Rain shelter for cacti

After a few weeks of truly beautiful early-spring weather, we’re in for a week of rain and periods of high winds with gusts of up to 40 mph.

The rain is much needed because our precipitation totals for the season have fallen below normal now—we had a wet December with above-average precipitation, but January and February have been very dry. Since inland California typically doesn’t get any rain between May and October, now is the time when we build up our water supply.

While rain is good news for California and almost everything we grow, cacti and other succulents prefer to be dry in winter. A little rain doesn’t hurt, but extended exposure can lead to rot, which in turn can spell the demise of the plant.

Just a few few weeks ago I blogged about how Ruth Bancroft Garden in Walnut Creek protects its sensitive succulents from the winter rain. In our garden, I’ve never done anything in particular to protect the plants in our raised succulent beds from the rain because these beds contain mostly agaves, aloes, yuccas, echeverias and senecios—no cacti, which are generally more sensitive to overwatering and don’t like to be wet at all during their winter dormancy.

However, now that I’m the proud owner of a budding cactus empire, I’m more aware of how detrimental too much winter rain can be. Next fall we will build a more permanent (and visually attractive) solution to protect our succulent display table. For this week’s bad weather I quickly threw together a temporary shelter consisting of a plastic sheet that I found in the garage, and an assortment of rocks and bricks to weight it down on top of the fence. I’ve been keeping an eye on it all day to see how it handles strong gusts, and so far so good.

I wonder what the neighbors will think???

I should mention that I moved the taller columnar cacti from the display table to the front porch before I put up the tarp—I didn’t want them to get damaged by the billowing plastic.

High-tech way of making sure the tarp doesn’t fly off

Yes, I agree, my makeshift shelter isn’t the most beautiful thing, but it should do the trick.

How does that old saying go? Necessity is the mother of all invention? Well, in spite of the necessity, I’m not much of an inventor—just a gardener who typically flies by the seats of his pants.


  1. So by "building" do you mean you'll make one of those square frames to cover with plastic (like you saw at Ruth Bancroft?

    That succulent pot on the fence makes me nervous. I keep pots on top of my deck posts and there's no way they'd blow of fall off, but I still wire them onto the post just in case.
    It's not work, it's gardening!

  2. Alan, yes, something like that. It wouldn't be difficult to do--not even for a guy with nothing but thumbs.

    That one succulent pot does make me a bit nervous BUT it's been there for years and has withstood all kinds of weather, including strong winds. It does need some attention, though. It's filled to the brim with sempervivums and some trailing sedum I have yet to ID. I should remove at least 1/3 of the plants to give the others room to breathe.

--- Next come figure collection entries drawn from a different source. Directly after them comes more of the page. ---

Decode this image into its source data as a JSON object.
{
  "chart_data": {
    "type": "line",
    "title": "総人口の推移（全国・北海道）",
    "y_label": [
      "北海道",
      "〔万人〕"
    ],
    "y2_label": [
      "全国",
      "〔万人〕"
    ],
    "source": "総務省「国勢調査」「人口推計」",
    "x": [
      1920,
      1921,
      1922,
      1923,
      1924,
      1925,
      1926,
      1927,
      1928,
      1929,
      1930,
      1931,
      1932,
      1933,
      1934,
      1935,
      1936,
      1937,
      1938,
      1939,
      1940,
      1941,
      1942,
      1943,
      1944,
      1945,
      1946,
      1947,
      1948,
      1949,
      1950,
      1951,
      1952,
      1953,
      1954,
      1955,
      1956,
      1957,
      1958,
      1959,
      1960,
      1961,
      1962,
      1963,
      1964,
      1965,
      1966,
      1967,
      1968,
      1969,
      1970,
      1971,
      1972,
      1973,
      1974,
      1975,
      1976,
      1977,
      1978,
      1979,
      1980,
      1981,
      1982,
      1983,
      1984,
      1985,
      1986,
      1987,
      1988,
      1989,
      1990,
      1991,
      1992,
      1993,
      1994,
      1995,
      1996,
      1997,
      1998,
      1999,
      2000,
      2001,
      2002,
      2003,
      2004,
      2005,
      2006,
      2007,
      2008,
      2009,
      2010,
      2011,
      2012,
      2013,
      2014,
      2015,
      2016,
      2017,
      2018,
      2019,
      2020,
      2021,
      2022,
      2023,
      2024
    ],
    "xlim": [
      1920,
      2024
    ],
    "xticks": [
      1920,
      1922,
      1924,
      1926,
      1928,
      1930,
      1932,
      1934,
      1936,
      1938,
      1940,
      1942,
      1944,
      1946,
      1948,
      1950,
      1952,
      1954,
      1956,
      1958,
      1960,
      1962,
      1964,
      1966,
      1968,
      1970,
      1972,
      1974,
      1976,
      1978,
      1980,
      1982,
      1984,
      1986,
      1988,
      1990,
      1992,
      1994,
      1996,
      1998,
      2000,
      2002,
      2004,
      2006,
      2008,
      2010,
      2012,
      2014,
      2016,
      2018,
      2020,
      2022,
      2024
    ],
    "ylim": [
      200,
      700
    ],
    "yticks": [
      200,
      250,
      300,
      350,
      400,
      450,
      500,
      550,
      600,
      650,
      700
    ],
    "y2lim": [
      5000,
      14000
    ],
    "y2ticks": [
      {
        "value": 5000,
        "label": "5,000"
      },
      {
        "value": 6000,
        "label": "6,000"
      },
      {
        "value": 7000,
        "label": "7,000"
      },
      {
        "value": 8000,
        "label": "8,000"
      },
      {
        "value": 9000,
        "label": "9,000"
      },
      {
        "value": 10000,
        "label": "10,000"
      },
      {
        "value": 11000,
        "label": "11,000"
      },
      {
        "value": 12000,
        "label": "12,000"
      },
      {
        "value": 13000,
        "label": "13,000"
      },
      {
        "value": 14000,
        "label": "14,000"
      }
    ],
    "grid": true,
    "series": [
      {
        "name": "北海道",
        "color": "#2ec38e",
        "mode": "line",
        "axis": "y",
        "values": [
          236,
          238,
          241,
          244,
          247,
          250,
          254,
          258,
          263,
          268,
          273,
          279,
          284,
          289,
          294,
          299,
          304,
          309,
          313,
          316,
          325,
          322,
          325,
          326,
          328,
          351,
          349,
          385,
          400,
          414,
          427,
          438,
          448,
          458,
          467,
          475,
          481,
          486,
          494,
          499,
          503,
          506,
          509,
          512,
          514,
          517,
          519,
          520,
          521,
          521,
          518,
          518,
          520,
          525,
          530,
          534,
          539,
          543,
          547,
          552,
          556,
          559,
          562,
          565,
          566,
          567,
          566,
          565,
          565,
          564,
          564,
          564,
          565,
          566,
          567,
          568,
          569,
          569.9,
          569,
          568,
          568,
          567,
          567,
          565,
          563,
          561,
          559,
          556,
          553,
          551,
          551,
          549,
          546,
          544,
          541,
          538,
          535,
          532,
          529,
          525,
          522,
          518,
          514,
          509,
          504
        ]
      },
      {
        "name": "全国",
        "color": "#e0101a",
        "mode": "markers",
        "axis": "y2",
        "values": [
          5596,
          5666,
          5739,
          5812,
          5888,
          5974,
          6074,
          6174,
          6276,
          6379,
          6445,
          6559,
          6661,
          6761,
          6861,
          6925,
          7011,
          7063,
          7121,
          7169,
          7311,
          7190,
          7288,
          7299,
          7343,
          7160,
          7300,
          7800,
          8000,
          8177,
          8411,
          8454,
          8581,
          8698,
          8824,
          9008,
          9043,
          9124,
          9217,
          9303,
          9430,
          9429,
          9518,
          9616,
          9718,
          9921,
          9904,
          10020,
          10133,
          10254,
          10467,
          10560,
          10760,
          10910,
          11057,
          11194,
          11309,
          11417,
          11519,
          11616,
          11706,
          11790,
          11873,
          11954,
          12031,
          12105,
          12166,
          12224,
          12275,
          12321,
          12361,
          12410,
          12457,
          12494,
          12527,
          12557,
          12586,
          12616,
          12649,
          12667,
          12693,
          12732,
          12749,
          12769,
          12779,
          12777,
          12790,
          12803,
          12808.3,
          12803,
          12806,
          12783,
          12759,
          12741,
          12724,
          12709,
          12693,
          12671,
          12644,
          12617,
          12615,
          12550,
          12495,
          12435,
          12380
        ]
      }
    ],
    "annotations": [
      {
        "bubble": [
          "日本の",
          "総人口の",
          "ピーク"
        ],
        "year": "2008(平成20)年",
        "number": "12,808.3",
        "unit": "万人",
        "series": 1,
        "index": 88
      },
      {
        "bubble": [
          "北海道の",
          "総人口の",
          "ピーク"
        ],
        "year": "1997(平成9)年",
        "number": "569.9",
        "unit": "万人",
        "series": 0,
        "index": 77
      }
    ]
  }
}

  3. Hi Gerhard, at Ruth Bancroft's garden, any ideas how long do they usually keep those rain shelters over the succulents?

    Building rain shelters is a common practice here too, usually for the entire duration of winter especially in the more inland areas. Winters in the UK can be VERY wet so rain shelters extends the tolerance of succulents planted out.

    We used to have loads of rainshelters in our garden but has decreased through the years as I've been cutting back on succulents grown permanently out. Nothing sophisticated, just plastic corrugated roof with a wooden frame and legs.

    But if you only need to cover yours for a few days/weeks a year then your method is as good as gold already :)

  4. Mark and Gaz, at Ruth Bancroft Gardens they put up their rain shelters in December. I'm sure they leave them up for the season, probably until March.

    Since we're just an hour away, our climate is pretty much the same. Our rainy season lasts from December until March, with occasional rain in April and very rarely May. Then nothing until October or November.

    I do want something a little more attractive and permanent than an old sheet of plastic. Heather (my wife) suggested some sort of retractable awning but that might be getting too technical for this non-technical brain of mine. I love low-tech solutions, like putting styrofoam cups on cacti to protect them from the frost :-).

  5. If it works for you why not? :)You can consider white tents too.

  6. Hello, I know this is a very old post but I came across your blog googling how to protect my outdoor succulents from too much rain. I'm from Houston TX and very very new to succulents. Your post was very helpful to me but I noticed something in your pictures I've NEVER seen before, what is the potted plant in the far right corner of your first photo? It's BEAUTIFUL! I'd love to know so maybe I can find one. Thank you so much and I'll be following your blog from now on!

    1. Sasha, thank you for visiting and for writing! That plant is a fan aloe. The botanical name used to be Aloe plicatilis, now it's Kumara plicatilis. While not common, it's also not terribly rare. You should be able to find it in Houston.

    2. Thank you Gerhard! No luck so far but I'm sure I'll come across one in time!